Disconnect-VIServer * -Confirm:$false

Report-Cluster.ps1

Report-xxx.ps1 is where it loads the .csv file and present it on webCommander. An example is attached below:

. .\objects.ps1

$attributes = "vCenterServer,Cluster,Description,NumberOfESXi,ActiveVM,AvailableCPUMHz,TotalCPUMHz,AvailableMemoryGB,TotalMemoryGB,Version4.x,Version5.x"

$today = Get-Date | %{[string]$_.Day + "." + $_.Month + "." + $_.Year}
$filename = "generate-cluster" + $today + ".csv"
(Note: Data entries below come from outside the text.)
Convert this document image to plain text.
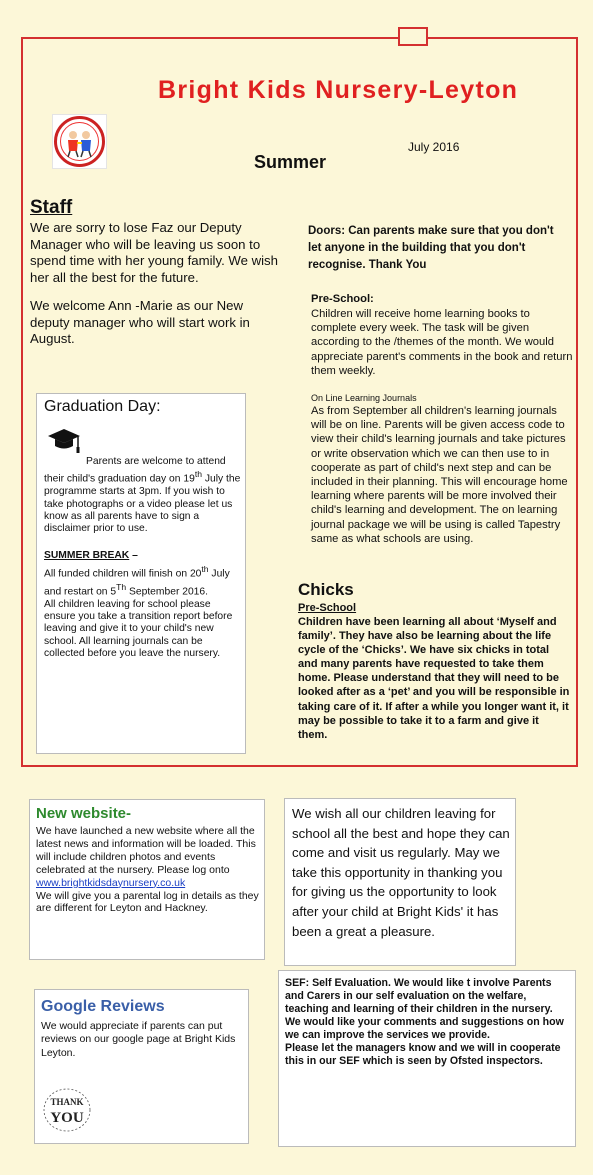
Bright Kids Nursery-Leyton
July 2016
Summer
Staff

We are sorry to lose Faz our Deputy Manager who will be leaving us soon to spend time with her young family. We wish her all the best for the future.

We welcome Ann -Marie as our New deputy manager who will start work in August.

Doors: Can parents make sure that you don't let anyone in the building that you don't recognise. Thank You

Pre-School:

Children will receive home learning books to complete every week. The task will be given according to the /themes of the month. We would appreciate parent's comments in the book and return them weekly.

On Line Learning Journals

As from September all children's learning journals will be on line. Parents will be given access code to view their child's learning journals and take pictures or write observation which we can then use to in cooperate as part of child's next step and can be included in their planning. This will encourage home learning where parents will be more involved their child's learning and development. The on learning journal package we will be using is called Tapestry same as what schools are using.

Graduation Day:

Parents are welcome to attend their child's graduation day on 19th July the programme starts at 3pm. If you wish to take photographs or a video please let us know as all parents have to sign a disclaimer prior to use.

SUMMER BREAK –

All funded children will finish on 20th July and restart on 5Th September 2016.
All children leaving for school please ensure you take a transition report before leaving and give it to your child's new school. All learning journals can be collected before you leave the nursery.

Chicks
Pre-School

Children have been learning all about ‘Myself and family’. They have also be learning about the life cycle of the ‘Chicks’. We have six chicks in total and many parents have requested to take them home. Please understand that they will need to be looked after as a ‘pet’ and you will be responsible in taking care of it. If after a while you longer want it, it may be possible to take it to a farm and give it them.

New website-

We have launched a new website where all the latest news and information will be loaded. This will include children photos and events celebrated at the nursery. Please log onto
www.brightkidsdaynursery.co.uk
We will give you a parental log in details as they are different for Leyton and Hackney.

We wish all our children leaving for school all the best and hope they can come and visit us regularly. May we take this opportunity in thanking you for giving us the opportunity to look after your child at Bright Kids' it has been a great a pleasure.

Google Reviews

We would appreciate if parents can put reviews on our google page at Bright Kids Leyton.

THANK
YOU
SEF: Self Evaluation. We would like t involve Parents and Carers in our self evaluation on the welfare, teaching and learning of their children in the nursery.
We would like your comments and suggestions on how we can improve the services we provide.
Please let the managers know and we will in cooperate this in our SEF which is seen by Ofsted inspectors.
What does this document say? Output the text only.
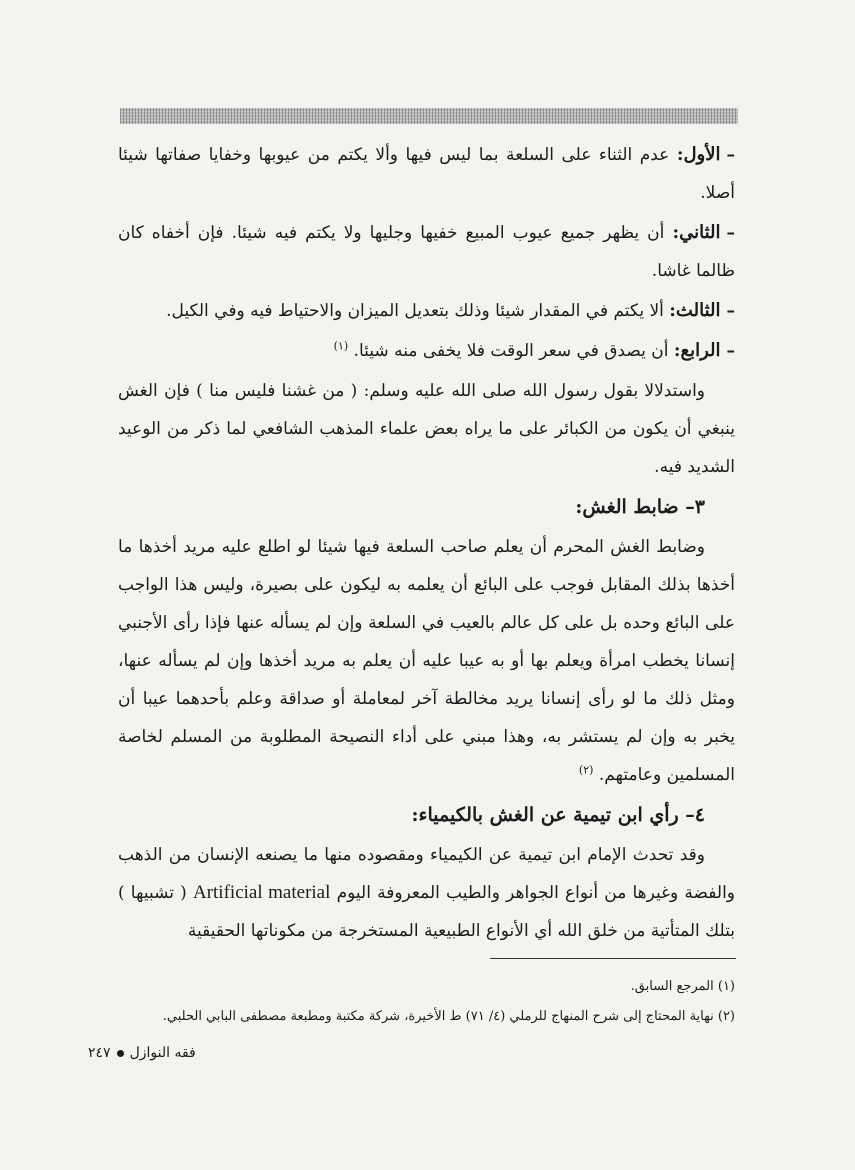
–الأول: عدم الثناء على السلعة بما ليس فيها وألا يكتم من عيوبها وخفايا صفاتها شيئا أصلا.
–الثاني: أن يظهر جميع عيوب المبيع خفيها وجليها ولا يكتم فيه شيئا. فإن أخفاه كان ظالما غاشا.
–الثالث: ألا يكتم في المقدار شيئا وذلك بتعديل الميزان والاحتياط فيه وفي الكيل.
–الرابع: أن يصدق في سعر الوقت فلا يخفى منه شيئا. $^{(١)}$

واستدلالا بقول رسول الله صلى الله عليه وسلم: ( من غشنا فليس منا ) فإن الغش ينبغي أن يكون من الكبائر على ما يراه بعض علماء المذهب الشافعي لما ذكر من الوعيد الشديد فيه.

٣– ضابط الغش:

وضابط الغش المحرم أن يعلم صاحب السلعة فيها شيئا لو اطلع عليه مريد أخذها ما أخذها بذلك المقابل فوجب على البائع أن يعلمه به ليكون على بصيرة، وليس هذا الواجب على البائع وحده بل على كل عالم بالعيب في السلعة وإن لم يسأله عنها فإذا رأى الأجنبي إنسانا يخطب امرأة ويعلم بها أو به عيبا عليه أن يعلم به مريد أخذها وإن لم يسأله عنها، ومثل ذلك ما لو رأى إنسانا يريد مخالطة آخر لمعاملة أو صداقة وعلم بأحدهما عيبا أن يخبر به وإن لم يستشر به، وهذا مبني على أداء النصيحة المطلوبة من المسلم لخاصة المسلمين وعامتهم. $^{(٢)}$

٤– رأي ابن تيمية عن الغش بالكيمياء:

وقد تحدث الإمام ابن تيمية عن الكيمياء ومقصوده منها ما يصنعه الإنسان من الذهب والفضة وغيرها من أنواع الجواهر والطيب المعروفة اليوم Artificial material ( تشبيها ) بتلك المتأتية من خلق الله أي الأنواع الطبيعية المستخرجة من مكوناتها الحقيقية

(١) المرجع السابق.
(٢) نهاية المحتاج إلى شرح المنهاج للرملي (٤/ ٧١) ط الأخيرة، شركة مكتبة ومطبعة مصطفى البابي الحلبي.
فقه النوازل
٢٤٧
$result = Import-CSV E:\Cluster\$filename

Google-Table $attributes $result

Result

On the webCommander home page, when you click Report-Cluster icon, it will bypass parameter checking bit and show you the report instantly. Attaching a sample result:

Wrap Up

I think this is not the best way of creating a static page. I believe Jerry (@9whirls) could develop it in a better way, maybe in the next release. In future, it will be possible to create few more functions such as download the output as .csv, send it via email…etc

Another work could be done is that instead of exporting/importing .csv file, using a proper database could be a possible option. I used IBM DB2 to store historical data using PowerCLI in the past and I am sure it could be used in this case as well.

Hope you enjoy and ping me for any questions.